We used a permutation test to compute false discovery rate to determine test statistic cutoff for multiple hypothesis correction. Since for 2-loci and 3-loci SBBs, there can be over 100,000 possible microbial groups to test differential abundance for, a Bonferonni correction limits the capacity to detect true positives. Moreover, because an ASV can fall into multiple groupings using SBBs, and individual ASVs may even be correlated, a permutation test allows us to control the family-wise error rate with a null distribution that simulates the non-independence between microbial groups. Additionally, a null distribution via permutation test allows us to control for the relationship between related individuals in either study. We permuted each dataset as follows: for each iteration, we shuffled the case and control labels for the dataset. For the autism dataset, for each permutation we either changed both or neither of the phenotypes for each case-control pair. For the obesity dataset, we kept phenotype concordance across siblings constant, as well as the number of case and control labels. We performed 100,000 iterations, and computed the FDR for differential abundance of each microbe or group, and used this to simulate a null distribution and subsequently control FDR.

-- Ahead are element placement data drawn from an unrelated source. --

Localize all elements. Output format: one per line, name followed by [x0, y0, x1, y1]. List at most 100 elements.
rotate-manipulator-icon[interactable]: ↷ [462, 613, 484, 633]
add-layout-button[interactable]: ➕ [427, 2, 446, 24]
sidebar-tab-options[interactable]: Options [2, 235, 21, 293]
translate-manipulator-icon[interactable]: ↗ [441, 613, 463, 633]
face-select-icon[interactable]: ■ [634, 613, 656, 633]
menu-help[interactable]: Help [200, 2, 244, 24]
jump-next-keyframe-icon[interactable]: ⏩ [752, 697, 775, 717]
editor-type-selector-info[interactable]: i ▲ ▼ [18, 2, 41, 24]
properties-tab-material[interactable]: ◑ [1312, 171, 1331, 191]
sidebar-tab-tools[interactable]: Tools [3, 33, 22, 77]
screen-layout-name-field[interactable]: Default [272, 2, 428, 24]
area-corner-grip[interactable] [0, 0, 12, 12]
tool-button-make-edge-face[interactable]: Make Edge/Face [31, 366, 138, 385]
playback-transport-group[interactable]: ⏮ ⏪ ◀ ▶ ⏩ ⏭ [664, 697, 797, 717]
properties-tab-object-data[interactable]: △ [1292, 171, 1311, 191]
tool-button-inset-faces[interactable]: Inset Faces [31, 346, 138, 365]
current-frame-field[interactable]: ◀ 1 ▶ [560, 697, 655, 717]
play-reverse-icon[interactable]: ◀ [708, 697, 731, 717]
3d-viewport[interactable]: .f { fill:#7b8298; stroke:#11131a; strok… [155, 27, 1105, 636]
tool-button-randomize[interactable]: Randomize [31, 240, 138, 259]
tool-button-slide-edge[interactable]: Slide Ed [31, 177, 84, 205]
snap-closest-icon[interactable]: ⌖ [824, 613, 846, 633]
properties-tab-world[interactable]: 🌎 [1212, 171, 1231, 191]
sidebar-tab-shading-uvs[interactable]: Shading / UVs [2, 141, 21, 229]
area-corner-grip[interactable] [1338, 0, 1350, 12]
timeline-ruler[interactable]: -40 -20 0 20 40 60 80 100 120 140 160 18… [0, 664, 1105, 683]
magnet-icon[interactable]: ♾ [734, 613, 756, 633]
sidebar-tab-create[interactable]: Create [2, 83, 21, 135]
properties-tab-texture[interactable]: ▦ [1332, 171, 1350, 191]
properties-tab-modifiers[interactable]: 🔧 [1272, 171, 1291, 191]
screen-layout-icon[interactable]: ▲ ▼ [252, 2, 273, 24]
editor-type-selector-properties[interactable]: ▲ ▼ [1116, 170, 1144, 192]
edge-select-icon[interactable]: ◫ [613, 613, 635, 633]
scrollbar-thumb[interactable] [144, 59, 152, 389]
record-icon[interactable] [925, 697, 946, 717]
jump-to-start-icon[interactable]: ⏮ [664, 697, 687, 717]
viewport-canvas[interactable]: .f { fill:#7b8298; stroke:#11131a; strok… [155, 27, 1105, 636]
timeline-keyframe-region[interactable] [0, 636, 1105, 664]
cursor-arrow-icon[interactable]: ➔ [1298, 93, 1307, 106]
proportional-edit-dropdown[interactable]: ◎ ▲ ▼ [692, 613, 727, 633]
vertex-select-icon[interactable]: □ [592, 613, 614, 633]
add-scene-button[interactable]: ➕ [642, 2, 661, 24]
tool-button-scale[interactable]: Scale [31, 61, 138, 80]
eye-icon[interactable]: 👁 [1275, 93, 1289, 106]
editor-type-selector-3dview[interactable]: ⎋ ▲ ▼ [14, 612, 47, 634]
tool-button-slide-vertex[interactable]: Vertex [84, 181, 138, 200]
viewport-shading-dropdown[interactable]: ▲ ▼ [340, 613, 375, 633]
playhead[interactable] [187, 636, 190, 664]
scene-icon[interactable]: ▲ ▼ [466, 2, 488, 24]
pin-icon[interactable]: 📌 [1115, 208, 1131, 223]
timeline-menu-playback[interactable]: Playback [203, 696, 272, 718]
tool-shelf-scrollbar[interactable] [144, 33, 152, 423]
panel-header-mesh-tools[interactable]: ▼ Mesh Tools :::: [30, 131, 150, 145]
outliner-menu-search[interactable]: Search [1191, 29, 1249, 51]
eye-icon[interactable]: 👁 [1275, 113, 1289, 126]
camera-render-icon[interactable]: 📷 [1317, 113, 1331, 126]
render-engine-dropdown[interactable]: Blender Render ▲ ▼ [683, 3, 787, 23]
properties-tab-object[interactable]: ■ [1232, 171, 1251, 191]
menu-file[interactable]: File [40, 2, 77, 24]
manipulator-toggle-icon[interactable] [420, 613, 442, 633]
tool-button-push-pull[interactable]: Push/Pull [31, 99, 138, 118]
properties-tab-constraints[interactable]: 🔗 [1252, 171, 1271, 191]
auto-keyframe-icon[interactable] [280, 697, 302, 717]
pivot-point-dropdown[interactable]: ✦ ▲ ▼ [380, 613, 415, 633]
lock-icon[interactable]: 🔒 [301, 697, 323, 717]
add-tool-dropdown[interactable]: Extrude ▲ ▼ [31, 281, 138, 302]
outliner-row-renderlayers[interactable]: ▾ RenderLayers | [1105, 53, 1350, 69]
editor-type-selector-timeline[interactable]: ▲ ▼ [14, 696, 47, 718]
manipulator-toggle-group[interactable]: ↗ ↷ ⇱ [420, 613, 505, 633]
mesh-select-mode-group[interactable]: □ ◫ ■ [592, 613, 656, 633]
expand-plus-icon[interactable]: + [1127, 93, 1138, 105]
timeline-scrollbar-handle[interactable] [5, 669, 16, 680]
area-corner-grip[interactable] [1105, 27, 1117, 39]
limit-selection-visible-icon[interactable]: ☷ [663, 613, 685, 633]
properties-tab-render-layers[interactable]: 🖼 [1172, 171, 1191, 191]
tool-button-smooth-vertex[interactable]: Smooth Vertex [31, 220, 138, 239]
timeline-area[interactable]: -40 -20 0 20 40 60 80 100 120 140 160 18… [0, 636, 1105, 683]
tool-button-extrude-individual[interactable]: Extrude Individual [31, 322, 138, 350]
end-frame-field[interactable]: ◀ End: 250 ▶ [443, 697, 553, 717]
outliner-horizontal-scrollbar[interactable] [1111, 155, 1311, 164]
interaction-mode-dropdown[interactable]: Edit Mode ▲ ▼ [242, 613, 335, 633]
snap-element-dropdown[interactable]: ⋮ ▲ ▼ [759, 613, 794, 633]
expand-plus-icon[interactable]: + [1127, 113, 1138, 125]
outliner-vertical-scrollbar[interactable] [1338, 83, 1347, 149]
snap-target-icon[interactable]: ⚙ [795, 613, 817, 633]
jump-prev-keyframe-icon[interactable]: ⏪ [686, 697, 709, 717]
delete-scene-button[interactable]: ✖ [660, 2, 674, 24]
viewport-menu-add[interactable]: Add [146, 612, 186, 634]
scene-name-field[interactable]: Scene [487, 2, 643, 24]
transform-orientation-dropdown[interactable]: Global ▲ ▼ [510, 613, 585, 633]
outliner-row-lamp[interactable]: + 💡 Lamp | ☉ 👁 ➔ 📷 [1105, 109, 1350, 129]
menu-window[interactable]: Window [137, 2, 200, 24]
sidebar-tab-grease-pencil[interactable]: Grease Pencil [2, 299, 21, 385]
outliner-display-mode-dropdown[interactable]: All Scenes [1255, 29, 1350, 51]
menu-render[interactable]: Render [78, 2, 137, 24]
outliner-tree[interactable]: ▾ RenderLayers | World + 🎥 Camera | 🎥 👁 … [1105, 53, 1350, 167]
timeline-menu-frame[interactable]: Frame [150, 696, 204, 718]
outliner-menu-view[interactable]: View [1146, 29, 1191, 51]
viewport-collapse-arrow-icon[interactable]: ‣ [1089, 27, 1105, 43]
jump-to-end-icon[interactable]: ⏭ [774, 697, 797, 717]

Biomarker discovery via linear determinant analysis effect size (LefSe)

Using the sample-vs-abundance matrix of each type of aggregation strategy,we used the standard LefSe [42] pipeline to identify biomarkers with significantly different abundances between case and control. Because LefSe is not optimized to run on hundreds of thousands of features, which is the order of magnitude of the SBB-2 and SBB-3 matrices, we subset each feature matrix to the top 1000 features with the highest variance. The reduced the number of features tested for both the SBB-aggregated matrices and the Micropheno-aggregated and DiTaxa-aggregated matrices. We used the default parameters for the LefSe to build the LefSe input data and to perform linear determinant effect size analysis.

Phenotype prediction model

To predict phenotype from 16S features, we built random forest classifier using scikit-learn. We used the default parameters and 100 forests. To compute confidence intervals for our ROC curves and AUC scores, we performed the following pipeline 100 times: We split each dataset into 80% training data and %20 testing data, trained the random forest classifier on the training dataset and then predicted on the test dataset. From the output prediction probabilities we computed false and true positive rates, and the value for ROC-AUC value. We then used the set of 100 values to compute the medians and confidence intervals (1 standard deviation out) for the ROC curve and the AUC scores.